= Rapid Stain Identification Series =

Rapid Stain Identification Series (RSID) is designed for fast, easy and reliable detection of human fluids from a variety of samples encountered by forensic laboratories.

It has been developed in the United States for the Federal Bureau of Investigation.

This group of tests relies on antibody conjugation reactions to form colored complexes in the presence of specific biological fluids. Most tests are also designed so that only specific human fluids will end in a positive result. To perform a test, the sample in question is mixed with a buffer specific to the RSID test. The sample is then deposited onto the sample window where it is pulled through the test and control regions by a paper wick via passive diffusion. The RSID unit is impregnated with fluid-specific antibodies conjugated to colored complexes that will re-dissolve and diffuse at this time. If the fluid in question is present in the questioned sample, antibodies at the test line will react to the colored antibody complexes and form a colored line. If no fluid is present, or if the sample is not human, this line will not appear. A line will form at the control region regardless of if the sample contains body fluid or not, as it acts as an internal control.

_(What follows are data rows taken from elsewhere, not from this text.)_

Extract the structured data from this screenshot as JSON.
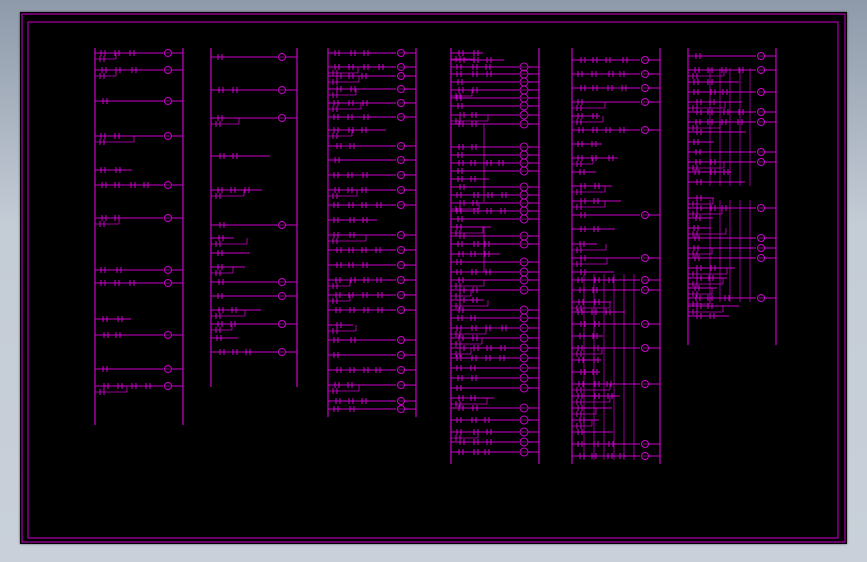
{
  "drawing": {
    "type": "PLC ladder diagram (CAD view)",
    "background_color": "#000000",
    "line_color": "#cc00cc",
    "page_bg_color": "#b8c2ce",
    "ladder_column_count": 6
  }
}
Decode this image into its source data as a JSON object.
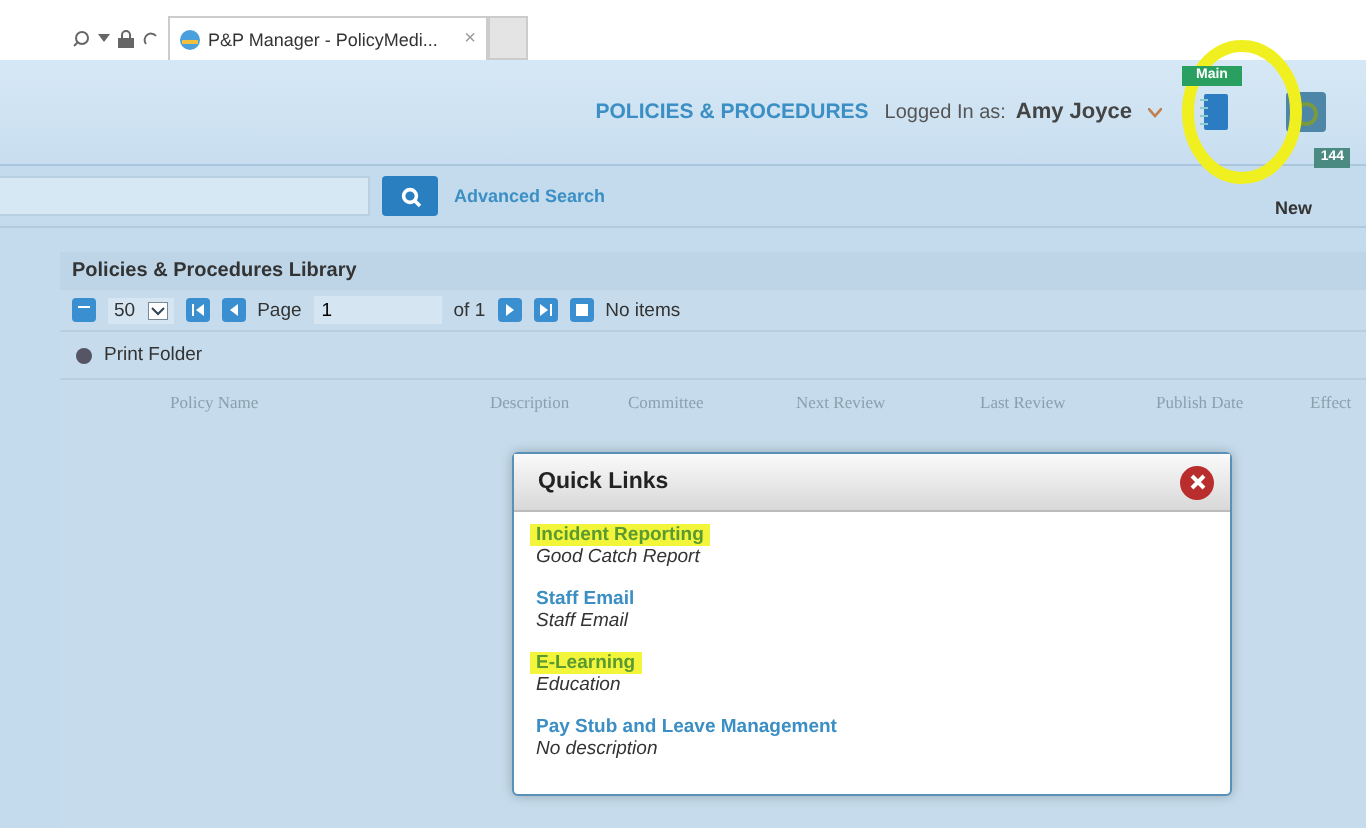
{
  "browser": {
    "tab": {
      "title": "P&P Manager - PolicyMedi...",
      "close": "×",
      "selected": true
    }
  },
  "header": {
    "title": "POLICIES & PROCEDURES",
    "logged_in_label": "Logged In as:",
    "user": "Amy Joyce",
    "main_badge": "Main",
    "count_badge": "144",
    "new_label": "New"
  },
  "search": {
    "advanced": "Advanced Search"
  },
  "library": {
    "title": "Policies & Procedures Library",
    "page_size": "50",
    "page_label": "Page",
    "page": "1",
    "page_count": "of 1",
    "status": "No items",
    "print_folder": "Print Folder",
    "columns": [
      "Policy Name",
      "Description",
      "Committee",
      "Next Review",
      "Last Review",
      "Publish Date",
      "Effect"
    ]
  },
  "quick_links": {
    "title": "Quick Links",
    "items": [
      {
        "name": "Incident Reporting",
        "description": "Good Catch Report",
        "highlighted": true
      },
      {
        "name": "Staff Email",
        "description": "Staff Email",
        "highlighted": false
      },
      {
        "name": "E-Learning",
        "description": "Education",
        "highlighted": true
      },
      {
        "name": "Pay Stub and Leave Management",
        "description": "No description",
        "highlighted": false
      }
    ]
  }
}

Positive and negative controls are also performed alongside each test to confirm its reliability and functionality. Positive controls are swabs taken from known bodily fluids while negative controls are buffer without any biological sample.

==Uses==
It is used for the fast testing of:
- Saliva – Human salivary α-amylase-specific antibodies are conjugated with colloidal gold and incorporated beneath the sample window. An anti-α-amylase antibody is fixed at the test line. If human salivary amylase is present in the sample, it will form an antigen-antibody-colloidal gold complex upon deposition. These complexes react with the antibodies fixed at the test line to form a visible red line indicating the presence of human salivary α-amylase, and therefore, human saliva.
- Blood – Human glycophorin A-specific antibodies are conjugated with colloidal gold and incorporated beneath the sample window. An anti-glycophorin A antibody is fixed at the test line. If human glycophorin A is present in the sample, it will form an antigen-antibody-colloidal gold complex upon deposition. These complexes react with the antibodies fixed at the test line to form a visible red line indicating the presence of human glycophorin A, and therefore, human blood.
- Urine – Tamm-Horsfall (THP)-specific antibodies are conjugated with blue latex beads and incorporated beneath the sample window. Another THP-specific antibody is fixed at the test line. If THP is present in the sample, it will form an antigen-antibody-colloidal gold complex upon deposition. These complexes react with the antibodies fixed at the test line to form a visible blue line indicating the presence of THP, and therefore, urine.
- Semen – Human semenogelin-specific antibodies are conjugated with colloidal gold and incorporated beneath the sample window. An anti-semenogelin antibody is fixed at the test line. If human semenogelin is present in the sample, it will form an antigen-antibody-colloidal gold complex upon deposition. These complexes react with the antibodies fixed at the test line to form a visible red line indicating the presence of human semenogelin, and therefore, human semen.